My Grundfos Selectric pump has started to stick. It works fine once it is tapped with a hammer - the plumber showed this trick to my wife and then failed to re-appear to complete a proper repair. He reckoned the problem was sludge. Can anyone explain how to check for sludge? For example, can this be done with the pump in position? If I need to remove the pump, is this a job best left to a professional? We have cold spell and no chance of a plumber appearing until next week....


----------



## coachchris (May 19, 2008)

greetings from Holland,
i dont know what the pump is that you are reffering to but in my humble experiance normally when a electricpump is sticking or not working the easiest solution is to change the little carbon brushes that are located on the side of the copper coil you can easily see if they are worn away by just clicking and removing them they should not cost that much{well in holland they dont}
hope i helped and, if not, you have wasted 10 minutes looking into your pump and maybe saved yourself a lot of money and if that was not the problem please forgive for wasting your time

greetings from holland chris


----------



## Witleystation (Oct 31, 2008)

Chris - Many thanks for your message. I'll see if I can find the brushes but since tapping the pump with a hammer appears to re-start it, I suspect that the pump may be blocked with sludge.

Cheers,


----------



## wacor (Feb 22, 2005)

depends on the motor

most now a days for things like this have centrifugal switches.

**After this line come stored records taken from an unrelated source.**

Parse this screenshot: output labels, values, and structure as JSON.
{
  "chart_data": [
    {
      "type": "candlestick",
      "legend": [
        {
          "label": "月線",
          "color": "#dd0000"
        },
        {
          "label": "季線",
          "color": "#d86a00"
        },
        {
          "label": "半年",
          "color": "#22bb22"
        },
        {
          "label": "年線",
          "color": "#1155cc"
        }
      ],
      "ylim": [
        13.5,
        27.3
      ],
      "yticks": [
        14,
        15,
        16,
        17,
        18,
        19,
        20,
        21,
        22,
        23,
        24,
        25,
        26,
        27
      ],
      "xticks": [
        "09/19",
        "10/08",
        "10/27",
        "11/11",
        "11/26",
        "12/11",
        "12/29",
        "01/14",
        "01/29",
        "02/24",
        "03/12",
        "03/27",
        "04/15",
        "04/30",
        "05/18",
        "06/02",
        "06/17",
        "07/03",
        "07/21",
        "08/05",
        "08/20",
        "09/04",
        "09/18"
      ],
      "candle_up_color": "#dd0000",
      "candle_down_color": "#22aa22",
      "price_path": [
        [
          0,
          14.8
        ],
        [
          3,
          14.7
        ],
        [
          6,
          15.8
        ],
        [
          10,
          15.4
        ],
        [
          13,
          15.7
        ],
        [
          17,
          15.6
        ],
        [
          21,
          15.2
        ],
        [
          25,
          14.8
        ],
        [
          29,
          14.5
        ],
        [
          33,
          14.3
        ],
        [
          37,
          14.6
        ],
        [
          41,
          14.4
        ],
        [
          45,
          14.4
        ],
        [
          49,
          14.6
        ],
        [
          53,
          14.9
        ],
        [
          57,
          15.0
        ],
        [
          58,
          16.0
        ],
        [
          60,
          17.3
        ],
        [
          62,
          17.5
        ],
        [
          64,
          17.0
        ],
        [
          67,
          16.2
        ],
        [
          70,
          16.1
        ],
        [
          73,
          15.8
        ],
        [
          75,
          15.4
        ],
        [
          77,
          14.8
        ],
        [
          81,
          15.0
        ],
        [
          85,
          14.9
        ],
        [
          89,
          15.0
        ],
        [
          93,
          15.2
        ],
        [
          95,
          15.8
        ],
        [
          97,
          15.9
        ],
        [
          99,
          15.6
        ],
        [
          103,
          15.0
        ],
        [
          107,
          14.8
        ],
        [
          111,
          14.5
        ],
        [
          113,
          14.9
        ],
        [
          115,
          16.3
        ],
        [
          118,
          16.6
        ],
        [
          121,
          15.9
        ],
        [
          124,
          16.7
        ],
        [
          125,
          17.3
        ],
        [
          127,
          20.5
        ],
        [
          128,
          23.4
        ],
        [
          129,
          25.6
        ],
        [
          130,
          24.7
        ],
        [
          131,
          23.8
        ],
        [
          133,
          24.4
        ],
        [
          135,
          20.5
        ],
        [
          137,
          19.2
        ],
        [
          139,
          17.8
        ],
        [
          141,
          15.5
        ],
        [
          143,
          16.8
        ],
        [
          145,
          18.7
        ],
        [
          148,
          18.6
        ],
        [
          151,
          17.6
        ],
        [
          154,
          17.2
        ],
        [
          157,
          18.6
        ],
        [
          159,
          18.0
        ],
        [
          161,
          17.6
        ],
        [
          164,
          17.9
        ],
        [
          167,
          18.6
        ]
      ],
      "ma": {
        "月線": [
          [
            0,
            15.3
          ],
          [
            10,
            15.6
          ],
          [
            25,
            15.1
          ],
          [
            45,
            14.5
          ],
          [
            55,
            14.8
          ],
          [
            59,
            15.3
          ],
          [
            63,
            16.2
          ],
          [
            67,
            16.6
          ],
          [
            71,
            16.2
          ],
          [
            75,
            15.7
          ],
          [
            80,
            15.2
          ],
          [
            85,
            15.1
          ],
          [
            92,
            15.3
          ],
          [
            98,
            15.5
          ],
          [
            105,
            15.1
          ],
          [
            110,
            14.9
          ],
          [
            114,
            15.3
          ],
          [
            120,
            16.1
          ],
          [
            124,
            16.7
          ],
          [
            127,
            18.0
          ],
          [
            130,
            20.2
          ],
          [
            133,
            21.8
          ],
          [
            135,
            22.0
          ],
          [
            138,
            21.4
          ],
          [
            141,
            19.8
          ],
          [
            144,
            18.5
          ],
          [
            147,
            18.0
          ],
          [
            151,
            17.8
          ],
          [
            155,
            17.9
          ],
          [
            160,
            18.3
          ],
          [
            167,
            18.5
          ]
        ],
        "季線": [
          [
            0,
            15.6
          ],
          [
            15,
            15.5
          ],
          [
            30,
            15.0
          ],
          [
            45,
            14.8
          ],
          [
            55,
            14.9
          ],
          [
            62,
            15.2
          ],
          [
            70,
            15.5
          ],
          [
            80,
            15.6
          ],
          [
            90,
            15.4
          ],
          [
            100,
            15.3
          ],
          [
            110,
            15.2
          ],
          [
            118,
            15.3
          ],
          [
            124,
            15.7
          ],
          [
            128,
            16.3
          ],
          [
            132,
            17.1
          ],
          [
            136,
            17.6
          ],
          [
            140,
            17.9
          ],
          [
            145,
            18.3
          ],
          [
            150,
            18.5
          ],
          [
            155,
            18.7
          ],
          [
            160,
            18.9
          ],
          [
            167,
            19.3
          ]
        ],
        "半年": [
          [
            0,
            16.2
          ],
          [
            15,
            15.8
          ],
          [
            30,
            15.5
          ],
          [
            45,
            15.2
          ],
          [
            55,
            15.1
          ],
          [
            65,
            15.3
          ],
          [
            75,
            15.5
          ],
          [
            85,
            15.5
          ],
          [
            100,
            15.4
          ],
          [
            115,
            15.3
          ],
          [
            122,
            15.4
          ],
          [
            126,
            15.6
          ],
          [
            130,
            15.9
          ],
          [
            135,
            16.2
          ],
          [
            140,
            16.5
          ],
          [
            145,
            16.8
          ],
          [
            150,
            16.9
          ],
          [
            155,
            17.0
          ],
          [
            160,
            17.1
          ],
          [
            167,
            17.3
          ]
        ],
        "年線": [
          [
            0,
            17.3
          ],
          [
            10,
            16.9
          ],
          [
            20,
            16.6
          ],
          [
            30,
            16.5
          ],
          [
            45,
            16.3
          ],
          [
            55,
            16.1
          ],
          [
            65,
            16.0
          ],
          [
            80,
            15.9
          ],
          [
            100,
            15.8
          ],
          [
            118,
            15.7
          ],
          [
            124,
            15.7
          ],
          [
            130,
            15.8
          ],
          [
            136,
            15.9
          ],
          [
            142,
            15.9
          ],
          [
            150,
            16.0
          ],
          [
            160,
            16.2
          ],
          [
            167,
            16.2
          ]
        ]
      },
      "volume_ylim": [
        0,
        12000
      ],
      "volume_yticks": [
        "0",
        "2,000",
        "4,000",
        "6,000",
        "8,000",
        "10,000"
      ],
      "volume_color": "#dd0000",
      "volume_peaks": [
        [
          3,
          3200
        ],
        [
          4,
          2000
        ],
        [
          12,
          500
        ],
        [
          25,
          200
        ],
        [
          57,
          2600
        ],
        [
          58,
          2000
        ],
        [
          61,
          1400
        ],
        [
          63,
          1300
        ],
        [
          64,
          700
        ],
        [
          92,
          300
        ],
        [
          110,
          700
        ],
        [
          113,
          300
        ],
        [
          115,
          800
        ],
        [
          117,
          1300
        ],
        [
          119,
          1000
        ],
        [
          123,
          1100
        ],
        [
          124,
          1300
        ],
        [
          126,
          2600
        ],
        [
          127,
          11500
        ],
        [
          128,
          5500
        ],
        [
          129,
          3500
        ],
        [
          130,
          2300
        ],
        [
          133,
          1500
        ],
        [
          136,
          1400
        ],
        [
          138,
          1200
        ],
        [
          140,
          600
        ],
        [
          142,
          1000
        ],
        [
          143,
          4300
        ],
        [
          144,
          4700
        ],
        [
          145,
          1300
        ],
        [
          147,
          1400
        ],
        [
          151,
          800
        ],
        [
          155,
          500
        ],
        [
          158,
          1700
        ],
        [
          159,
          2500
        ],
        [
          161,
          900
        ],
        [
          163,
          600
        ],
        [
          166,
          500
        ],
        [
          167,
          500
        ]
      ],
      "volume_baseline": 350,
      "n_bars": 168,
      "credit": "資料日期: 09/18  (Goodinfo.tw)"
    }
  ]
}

get me a model number of the pump and I can probably help.

also see if there is a capacitor. if so you need to check that if you have an ohm meter. the centrifugal switch and the start capacitor work together. capacitor helps motor to start and then centrifugal switch takes that winding out of use.

I have seen many motors that have a tight spot due to age or power issues where they got damaged. every time the motor stops at that particular point it will be too tight to want to start. after enough tries then it has moved enough to where it will start. could be something like that too.

is this problem intermittent or *every* time the pump starts??


----------



## wacor (Feb 22, 2005)

ok that is not quite what I thought it was. 

you need to google and see if you can find a manual that shows how to take it apart.

replacing it probably is not that tough if you can do plumbing.

you still should get hot water to move thru it. just takes time as you do not have it recirculating


----------



## rob.rice (Apr 18, 2006)

sorry man but you have to replace the pump 
those pumps can not be repaired it's pressed and welded tougher 
the good news it's easy to replace


----------



## Witleystation (Oct 31, 2008)

Many thanks for all input - and apologies for slow acknowledgement!
I removed the pump without too much difficulty and discovered a piece of metal the size of a shirt button jammed in the pump blades. This must explain why tapping the pump with a hammer would re-start it. I could see no damage to the blades nor signs of wear on the bearing so I have re-fitted the pump and so far it has worked fine. I have ordered a replacement pump anyway. My wife now thinks that I am a plumbing god...


----------



## rob.rice (Apr 18, 2006)

as long as your a hero in your wife's eyes it's worth the work


----------